In a recent report by the Environmental Law and Policy Center, a team of 18 scientists and experts outlined the negative environmental effects caused by climate change in the entire Great Lakes region. Issues of invasive species and extreme weather events pose particular threats to Lake Michigan and the Chicago area.
Lake Michigan serves both recreational and economic needs of local residents. In Evanston, the Parks, Recreation & Community Services Department operates five beaches, manages a boat launch and hosts aquatic camps and other lake activities.
Lawrence Hemingway, the director of the department, said that while the city spends anywhere between approximately $850,000 to $900,000 annually operating the lakefront, it generates approximately $1 million in revenue.
“The lake is a recreational asset for our community,” Hemingway said.
As a whole, tourism generates $16 billion for the Great Lakes region and regional fisheries generate $7 billion, according to the report. In Lake Michigan, however, boats associated with these industries and others have introduced invasive species as they move between bodies of water, according to Steven Pothoven, a fishery biologist from the National Oceanic and Atmospheric Administration’s Great Lakes Environmental Research Laboratory.
Lake Michigan’s most prevalent invasive species — the zebra and quagga mussels — take energy out of the base of the lake’s food web by eating all of the lake’s algae, cutting off energy flow to much of the rest of the lake’s species. While the government can take preventative steps to keep such species out of the lake, Pothoven said there’s not much the region can do to stop invasive species once they’ve arrived.
“Usually once they’re in, you’ve let the cat out of the bag,” Pothoven said. “There’s research about ways mussels can be controlled, but that takes a really long time.”
The range for invasive species could increase as the area around Lake Michigan warms with climate change. For Aaron Packman, a Northwestern professor and contributor to the Great Lakes report, another one of the biggest environmental impacts on cities in the Great Lakes are extreme weather events, which are also projected to increase with climate change.
Packman said the flooding associated with increased precipitation is highly disruptive to the cities near the Great Lakes, including Chicago. In the summer, heat waves pose a potentially life-threatening risk to vulnerable populations.

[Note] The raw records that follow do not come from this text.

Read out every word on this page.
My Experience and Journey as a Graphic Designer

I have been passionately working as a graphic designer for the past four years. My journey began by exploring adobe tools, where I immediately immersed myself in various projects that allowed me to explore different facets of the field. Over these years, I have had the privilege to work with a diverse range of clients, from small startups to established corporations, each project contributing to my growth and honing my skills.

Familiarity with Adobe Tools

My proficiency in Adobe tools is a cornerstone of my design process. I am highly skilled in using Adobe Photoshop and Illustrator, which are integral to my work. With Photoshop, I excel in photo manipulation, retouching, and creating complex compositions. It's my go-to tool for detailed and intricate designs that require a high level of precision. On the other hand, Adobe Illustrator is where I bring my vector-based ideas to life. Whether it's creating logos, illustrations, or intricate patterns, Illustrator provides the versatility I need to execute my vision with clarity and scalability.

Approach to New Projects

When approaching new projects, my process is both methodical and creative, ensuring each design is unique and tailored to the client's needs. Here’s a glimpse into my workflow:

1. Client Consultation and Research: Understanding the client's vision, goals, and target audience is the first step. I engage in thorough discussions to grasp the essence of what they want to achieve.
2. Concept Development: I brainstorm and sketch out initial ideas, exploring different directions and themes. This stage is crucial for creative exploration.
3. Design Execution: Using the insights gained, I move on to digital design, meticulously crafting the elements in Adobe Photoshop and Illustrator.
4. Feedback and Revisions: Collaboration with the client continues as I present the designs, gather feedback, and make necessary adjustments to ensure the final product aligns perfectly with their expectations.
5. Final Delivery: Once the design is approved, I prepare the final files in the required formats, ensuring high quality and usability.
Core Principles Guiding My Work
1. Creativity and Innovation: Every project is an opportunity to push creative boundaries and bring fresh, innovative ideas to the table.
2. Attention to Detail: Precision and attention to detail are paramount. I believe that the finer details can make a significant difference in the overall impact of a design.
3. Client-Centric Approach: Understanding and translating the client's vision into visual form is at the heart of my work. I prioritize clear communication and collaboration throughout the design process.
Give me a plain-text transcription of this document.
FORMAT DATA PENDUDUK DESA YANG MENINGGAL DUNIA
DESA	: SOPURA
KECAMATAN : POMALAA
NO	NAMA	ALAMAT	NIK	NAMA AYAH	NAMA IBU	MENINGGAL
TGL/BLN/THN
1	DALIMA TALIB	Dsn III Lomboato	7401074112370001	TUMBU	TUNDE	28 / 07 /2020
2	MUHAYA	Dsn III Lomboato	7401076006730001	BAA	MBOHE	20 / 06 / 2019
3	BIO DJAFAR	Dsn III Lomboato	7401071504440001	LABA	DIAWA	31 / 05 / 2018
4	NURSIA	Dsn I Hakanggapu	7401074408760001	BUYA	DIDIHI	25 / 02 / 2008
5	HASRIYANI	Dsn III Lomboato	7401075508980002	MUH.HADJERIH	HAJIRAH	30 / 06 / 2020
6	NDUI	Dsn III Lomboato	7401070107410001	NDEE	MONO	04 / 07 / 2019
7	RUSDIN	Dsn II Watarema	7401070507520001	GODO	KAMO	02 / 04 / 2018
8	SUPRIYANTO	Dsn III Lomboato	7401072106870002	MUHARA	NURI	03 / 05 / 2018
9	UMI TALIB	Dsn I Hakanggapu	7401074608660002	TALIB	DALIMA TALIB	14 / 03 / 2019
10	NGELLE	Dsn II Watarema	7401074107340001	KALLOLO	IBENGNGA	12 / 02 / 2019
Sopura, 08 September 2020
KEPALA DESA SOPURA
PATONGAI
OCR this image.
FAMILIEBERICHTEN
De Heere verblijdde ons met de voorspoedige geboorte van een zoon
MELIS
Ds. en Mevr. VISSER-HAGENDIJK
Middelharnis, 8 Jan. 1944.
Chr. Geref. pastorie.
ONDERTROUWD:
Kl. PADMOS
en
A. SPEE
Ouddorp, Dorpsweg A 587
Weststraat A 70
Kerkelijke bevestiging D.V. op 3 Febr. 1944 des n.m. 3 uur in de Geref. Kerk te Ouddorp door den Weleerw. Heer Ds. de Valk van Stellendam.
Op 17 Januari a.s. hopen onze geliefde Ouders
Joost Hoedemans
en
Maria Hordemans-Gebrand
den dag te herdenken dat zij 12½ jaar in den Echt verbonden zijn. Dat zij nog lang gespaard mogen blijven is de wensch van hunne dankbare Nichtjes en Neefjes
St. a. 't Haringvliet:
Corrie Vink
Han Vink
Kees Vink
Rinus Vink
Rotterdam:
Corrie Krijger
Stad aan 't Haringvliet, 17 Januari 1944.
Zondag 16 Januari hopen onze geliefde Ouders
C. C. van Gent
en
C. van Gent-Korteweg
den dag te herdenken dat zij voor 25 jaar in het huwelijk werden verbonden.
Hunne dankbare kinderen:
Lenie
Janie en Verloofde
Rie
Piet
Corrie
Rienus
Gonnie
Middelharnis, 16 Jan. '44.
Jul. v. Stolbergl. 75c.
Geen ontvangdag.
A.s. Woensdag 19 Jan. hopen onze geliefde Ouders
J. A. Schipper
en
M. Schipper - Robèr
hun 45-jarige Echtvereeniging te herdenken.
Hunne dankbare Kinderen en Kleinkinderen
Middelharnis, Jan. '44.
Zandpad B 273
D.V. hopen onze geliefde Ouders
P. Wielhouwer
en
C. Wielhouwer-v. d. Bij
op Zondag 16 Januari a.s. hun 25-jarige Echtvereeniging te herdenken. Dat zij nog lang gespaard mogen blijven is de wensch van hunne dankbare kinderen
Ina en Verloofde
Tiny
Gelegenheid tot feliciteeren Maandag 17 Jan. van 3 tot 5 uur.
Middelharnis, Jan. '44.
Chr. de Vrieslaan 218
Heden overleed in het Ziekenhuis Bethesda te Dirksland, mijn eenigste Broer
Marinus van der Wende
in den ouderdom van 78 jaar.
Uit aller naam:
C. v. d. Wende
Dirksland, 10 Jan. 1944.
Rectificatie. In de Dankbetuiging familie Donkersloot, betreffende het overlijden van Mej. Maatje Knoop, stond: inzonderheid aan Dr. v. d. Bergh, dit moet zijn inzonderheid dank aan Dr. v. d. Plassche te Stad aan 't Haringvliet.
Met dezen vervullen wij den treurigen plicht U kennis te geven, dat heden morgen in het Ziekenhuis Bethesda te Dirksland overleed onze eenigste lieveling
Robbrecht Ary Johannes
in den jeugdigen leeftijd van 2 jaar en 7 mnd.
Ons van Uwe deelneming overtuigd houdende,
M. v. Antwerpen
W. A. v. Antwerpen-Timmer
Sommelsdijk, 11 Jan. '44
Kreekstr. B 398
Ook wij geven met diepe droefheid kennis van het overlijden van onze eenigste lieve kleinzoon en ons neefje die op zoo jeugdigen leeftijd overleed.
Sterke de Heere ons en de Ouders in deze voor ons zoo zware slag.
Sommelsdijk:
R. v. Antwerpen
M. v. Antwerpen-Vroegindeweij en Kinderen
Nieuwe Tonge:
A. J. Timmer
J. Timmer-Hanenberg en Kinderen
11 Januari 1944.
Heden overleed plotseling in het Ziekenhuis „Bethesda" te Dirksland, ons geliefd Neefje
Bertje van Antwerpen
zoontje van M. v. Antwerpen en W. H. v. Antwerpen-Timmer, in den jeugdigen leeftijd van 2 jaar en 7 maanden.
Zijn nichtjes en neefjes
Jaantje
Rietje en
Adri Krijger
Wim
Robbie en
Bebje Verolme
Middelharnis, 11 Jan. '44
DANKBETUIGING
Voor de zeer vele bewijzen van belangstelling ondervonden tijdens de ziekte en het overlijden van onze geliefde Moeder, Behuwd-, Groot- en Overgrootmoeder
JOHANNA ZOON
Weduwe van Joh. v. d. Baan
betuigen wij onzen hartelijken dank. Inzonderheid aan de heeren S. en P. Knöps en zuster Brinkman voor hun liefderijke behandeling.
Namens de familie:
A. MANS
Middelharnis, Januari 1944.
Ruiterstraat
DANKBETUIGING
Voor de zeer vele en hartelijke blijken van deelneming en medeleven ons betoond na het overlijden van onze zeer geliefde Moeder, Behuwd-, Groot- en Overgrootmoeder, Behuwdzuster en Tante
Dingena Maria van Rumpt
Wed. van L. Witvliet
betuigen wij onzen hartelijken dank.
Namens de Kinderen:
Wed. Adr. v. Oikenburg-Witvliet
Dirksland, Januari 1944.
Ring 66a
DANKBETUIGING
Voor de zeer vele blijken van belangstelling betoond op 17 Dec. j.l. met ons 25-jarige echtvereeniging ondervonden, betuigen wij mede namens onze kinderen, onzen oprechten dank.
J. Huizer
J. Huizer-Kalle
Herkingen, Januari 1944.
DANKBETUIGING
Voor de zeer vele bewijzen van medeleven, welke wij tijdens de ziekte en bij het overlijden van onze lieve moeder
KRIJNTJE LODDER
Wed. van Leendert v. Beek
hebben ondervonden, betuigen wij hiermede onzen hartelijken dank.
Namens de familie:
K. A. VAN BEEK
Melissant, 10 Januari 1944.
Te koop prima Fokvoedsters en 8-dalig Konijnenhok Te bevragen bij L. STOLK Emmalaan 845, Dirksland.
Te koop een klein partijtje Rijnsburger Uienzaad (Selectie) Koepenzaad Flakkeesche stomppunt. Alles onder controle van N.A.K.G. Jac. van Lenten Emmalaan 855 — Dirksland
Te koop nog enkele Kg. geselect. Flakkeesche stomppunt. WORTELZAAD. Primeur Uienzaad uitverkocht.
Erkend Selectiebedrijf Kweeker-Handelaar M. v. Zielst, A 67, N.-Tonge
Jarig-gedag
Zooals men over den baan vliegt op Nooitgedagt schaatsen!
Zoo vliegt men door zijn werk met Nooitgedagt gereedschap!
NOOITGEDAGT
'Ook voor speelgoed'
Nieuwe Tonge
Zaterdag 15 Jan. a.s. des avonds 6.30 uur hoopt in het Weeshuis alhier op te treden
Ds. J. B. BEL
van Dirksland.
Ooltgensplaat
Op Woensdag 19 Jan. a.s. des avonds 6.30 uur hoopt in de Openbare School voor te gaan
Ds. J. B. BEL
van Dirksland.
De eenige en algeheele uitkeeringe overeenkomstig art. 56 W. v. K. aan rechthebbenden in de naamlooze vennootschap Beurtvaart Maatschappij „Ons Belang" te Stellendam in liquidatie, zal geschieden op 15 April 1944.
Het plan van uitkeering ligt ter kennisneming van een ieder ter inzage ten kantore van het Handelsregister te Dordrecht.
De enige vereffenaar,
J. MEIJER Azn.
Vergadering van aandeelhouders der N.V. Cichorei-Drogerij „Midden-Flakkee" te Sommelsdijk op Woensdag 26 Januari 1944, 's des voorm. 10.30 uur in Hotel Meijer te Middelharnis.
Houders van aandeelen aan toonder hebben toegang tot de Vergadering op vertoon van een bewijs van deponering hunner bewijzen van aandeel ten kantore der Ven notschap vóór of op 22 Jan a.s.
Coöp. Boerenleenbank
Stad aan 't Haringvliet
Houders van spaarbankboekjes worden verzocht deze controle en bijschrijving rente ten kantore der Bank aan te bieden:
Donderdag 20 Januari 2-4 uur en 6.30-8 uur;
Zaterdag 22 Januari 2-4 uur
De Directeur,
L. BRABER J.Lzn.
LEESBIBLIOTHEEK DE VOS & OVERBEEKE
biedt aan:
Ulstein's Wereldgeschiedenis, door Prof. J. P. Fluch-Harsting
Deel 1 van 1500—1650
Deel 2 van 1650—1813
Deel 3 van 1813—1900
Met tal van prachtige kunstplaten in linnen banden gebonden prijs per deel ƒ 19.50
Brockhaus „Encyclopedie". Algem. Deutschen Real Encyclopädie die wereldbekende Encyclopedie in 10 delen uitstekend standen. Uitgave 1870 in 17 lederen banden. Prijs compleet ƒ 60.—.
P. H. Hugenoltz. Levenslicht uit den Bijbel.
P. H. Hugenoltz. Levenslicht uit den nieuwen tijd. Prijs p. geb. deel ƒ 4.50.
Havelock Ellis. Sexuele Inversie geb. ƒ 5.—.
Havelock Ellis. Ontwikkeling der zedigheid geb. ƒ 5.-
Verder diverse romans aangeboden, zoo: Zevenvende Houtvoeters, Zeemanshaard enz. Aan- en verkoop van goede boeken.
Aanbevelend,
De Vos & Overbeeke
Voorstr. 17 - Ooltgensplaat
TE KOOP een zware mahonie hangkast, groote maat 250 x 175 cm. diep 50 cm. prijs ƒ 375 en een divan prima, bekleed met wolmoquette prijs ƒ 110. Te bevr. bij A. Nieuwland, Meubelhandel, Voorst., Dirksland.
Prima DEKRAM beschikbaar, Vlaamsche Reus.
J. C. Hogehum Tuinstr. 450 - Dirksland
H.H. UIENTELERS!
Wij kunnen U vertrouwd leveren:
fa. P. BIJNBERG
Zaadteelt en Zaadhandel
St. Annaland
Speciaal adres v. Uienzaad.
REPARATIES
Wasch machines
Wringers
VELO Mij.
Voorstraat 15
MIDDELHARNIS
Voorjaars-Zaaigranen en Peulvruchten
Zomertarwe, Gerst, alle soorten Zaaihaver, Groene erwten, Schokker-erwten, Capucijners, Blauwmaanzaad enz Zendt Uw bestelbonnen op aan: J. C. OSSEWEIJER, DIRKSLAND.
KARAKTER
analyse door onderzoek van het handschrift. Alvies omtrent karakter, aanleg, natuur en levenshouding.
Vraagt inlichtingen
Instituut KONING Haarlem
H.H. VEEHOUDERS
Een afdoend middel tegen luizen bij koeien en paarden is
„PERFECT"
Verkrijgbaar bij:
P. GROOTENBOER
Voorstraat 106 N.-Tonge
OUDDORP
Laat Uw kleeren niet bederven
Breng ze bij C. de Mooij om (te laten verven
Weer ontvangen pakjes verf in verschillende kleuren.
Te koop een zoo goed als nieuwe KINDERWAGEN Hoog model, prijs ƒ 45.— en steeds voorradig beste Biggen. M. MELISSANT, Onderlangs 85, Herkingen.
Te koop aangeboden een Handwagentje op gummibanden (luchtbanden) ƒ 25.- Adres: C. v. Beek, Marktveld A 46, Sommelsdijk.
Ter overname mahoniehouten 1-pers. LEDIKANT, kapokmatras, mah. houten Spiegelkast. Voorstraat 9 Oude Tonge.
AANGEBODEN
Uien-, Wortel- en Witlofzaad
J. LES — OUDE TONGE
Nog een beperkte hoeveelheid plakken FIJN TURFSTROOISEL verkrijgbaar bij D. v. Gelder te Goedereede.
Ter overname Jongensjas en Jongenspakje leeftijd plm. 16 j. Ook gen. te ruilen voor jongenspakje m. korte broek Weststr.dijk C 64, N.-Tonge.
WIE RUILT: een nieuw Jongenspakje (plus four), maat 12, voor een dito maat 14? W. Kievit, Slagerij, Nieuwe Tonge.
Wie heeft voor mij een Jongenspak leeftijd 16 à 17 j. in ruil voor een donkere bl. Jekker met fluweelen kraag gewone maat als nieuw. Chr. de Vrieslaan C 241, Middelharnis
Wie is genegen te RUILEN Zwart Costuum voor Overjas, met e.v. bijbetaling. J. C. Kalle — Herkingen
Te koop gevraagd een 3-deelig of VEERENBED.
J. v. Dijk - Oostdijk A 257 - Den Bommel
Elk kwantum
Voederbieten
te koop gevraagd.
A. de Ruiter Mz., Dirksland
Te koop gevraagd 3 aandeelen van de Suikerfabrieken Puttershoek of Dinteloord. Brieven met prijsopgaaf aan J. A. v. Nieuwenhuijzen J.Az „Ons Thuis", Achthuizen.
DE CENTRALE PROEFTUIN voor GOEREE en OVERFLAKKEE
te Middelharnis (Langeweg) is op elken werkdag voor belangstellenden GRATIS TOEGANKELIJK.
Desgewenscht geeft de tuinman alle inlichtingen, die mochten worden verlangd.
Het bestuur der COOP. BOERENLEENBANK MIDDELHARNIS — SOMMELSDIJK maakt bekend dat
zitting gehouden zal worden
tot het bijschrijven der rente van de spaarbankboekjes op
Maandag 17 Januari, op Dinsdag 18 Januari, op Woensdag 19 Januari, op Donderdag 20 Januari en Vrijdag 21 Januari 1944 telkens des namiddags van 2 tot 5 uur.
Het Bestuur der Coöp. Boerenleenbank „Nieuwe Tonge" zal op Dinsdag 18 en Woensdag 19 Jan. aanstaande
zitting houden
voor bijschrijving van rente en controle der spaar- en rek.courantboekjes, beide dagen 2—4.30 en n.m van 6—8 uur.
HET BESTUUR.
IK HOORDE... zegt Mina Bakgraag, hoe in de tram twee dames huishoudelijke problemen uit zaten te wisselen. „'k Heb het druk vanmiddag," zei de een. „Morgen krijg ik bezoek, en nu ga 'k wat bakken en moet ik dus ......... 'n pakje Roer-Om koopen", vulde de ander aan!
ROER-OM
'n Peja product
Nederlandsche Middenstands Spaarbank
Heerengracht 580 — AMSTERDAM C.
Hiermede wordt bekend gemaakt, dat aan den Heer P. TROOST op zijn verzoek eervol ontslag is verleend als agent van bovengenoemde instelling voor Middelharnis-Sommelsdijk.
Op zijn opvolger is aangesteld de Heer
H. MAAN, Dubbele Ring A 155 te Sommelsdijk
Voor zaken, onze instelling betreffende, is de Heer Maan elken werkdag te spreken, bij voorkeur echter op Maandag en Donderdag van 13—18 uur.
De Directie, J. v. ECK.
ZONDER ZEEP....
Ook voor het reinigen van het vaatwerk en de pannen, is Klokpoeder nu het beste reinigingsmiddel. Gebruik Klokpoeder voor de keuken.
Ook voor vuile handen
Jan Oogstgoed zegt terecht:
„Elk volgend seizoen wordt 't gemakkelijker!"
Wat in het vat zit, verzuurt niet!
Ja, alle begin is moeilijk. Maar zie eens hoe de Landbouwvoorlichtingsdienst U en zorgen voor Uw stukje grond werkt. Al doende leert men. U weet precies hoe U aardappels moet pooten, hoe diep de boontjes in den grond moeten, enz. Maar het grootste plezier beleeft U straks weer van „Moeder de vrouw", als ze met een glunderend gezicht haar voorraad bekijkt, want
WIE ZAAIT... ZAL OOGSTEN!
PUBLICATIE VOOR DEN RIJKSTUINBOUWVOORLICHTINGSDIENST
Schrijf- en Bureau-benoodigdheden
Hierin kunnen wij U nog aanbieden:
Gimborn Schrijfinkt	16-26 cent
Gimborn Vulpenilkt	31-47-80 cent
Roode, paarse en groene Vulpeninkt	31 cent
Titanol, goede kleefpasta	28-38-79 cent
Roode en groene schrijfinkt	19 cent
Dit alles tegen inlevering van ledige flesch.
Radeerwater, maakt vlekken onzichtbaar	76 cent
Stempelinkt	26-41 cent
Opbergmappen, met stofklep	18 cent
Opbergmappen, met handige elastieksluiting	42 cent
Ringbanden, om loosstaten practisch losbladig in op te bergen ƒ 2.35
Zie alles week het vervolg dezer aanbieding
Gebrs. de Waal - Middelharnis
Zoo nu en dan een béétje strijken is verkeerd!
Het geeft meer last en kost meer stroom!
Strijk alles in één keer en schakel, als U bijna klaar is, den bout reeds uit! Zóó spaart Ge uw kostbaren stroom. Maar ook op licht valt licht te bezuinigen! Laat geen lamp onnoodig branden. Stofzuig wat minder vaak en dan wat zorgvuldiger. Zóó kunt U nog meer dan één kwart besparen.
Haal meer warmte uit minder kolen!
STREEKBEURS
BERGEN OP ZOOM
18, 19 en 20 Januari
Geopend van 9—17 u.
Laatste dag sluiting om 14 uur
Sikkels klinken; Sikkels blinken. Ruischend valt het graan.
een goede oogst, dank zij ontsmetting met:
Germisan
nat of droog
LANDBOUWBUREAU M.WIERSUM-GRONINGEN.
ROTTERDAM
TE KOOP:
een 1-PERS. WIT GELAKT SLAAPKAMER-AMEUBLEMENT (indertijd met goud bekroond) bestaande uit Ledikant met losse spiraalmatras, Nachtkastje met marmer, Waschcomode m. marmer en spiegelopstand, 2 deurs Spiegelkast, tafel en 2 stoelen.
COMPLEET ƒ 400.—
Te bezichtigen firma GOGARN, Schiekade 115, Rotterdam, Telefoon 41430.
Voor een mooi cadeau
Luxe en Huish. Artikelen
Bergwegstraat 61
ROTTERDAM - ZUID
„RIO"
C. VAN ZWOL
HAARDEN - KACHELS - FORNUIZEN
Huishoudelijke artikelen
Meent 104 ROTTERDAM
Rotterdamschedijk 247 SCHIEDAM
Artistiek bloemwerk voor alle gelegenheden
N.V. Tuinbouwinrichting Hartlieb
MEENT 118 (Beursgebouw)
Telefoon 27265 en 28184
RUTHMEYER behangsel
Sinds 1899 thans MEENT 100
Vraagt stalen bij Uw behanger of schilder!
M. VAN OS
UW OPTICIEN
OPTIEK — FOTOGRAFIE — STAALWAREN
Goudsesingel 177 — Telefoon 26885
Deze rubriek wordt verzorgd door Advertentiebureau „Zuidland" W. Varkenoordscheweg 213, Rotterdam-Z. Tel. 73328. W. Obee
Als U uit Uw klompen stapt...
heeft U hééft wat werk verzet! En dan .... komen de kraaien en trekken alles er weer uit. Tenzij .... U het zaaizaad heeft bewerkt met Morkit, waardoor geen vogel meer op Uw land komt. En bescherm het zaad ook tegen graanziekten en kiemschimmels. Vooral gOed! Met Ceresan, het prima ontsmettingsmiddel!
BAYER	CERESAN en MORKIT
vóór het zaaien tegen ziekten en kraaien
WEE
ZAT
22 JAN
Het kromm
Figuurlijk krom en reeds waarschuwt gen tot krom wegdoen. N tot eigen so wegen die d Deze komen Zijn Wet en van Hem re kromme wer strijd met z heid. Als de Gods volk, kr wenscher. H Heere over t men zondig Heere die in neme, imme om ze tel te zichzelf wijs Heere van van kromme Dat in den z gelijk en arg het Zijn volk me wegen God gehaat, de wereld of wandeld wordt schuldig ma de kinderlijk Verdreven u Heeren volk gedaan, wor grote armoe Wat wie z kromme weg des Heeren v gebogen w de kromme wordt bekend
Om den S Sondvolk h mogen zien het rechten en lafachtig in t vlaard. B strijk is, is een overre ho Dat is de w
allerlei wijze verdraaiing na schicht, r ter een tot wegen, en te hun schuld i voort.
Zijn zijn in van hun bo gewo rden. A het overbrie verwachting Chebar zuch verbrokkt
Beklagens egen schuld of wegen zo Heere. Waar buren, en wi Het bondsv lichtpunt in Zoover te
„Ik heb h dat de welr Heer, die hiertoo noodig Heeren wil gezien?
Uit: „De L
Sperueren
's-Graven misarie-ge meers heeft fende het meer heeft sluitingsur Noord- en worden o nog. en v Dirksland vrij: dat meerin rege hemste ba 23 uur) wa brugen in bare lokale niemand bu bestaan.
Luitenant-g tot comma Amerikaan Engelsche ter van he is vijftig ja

Both Pothoven and Packman said there are steps individuals can take to help the lake. While Pothoven said legislative action is needed for wide scale prevention of invasive species, individuals can be cognizant of not releasing fish from their personal aquariums into the lake or transporting plants or animals attached to their boats as they move between bodies of water.
Packman also said individual action can be useful combined with ongoing investment in infrastructure to combat the effects of climate change.
“The best thing that each of us can do is change our own behavior in ways that contribute to sustainability and resilience and reduced impact,” Packman said. “A lot of issues are driven by consumer demand, so if you make choices that are typically healthier for you, that are broadly lower-impact, lower-resources, that has a benefit everywhere.”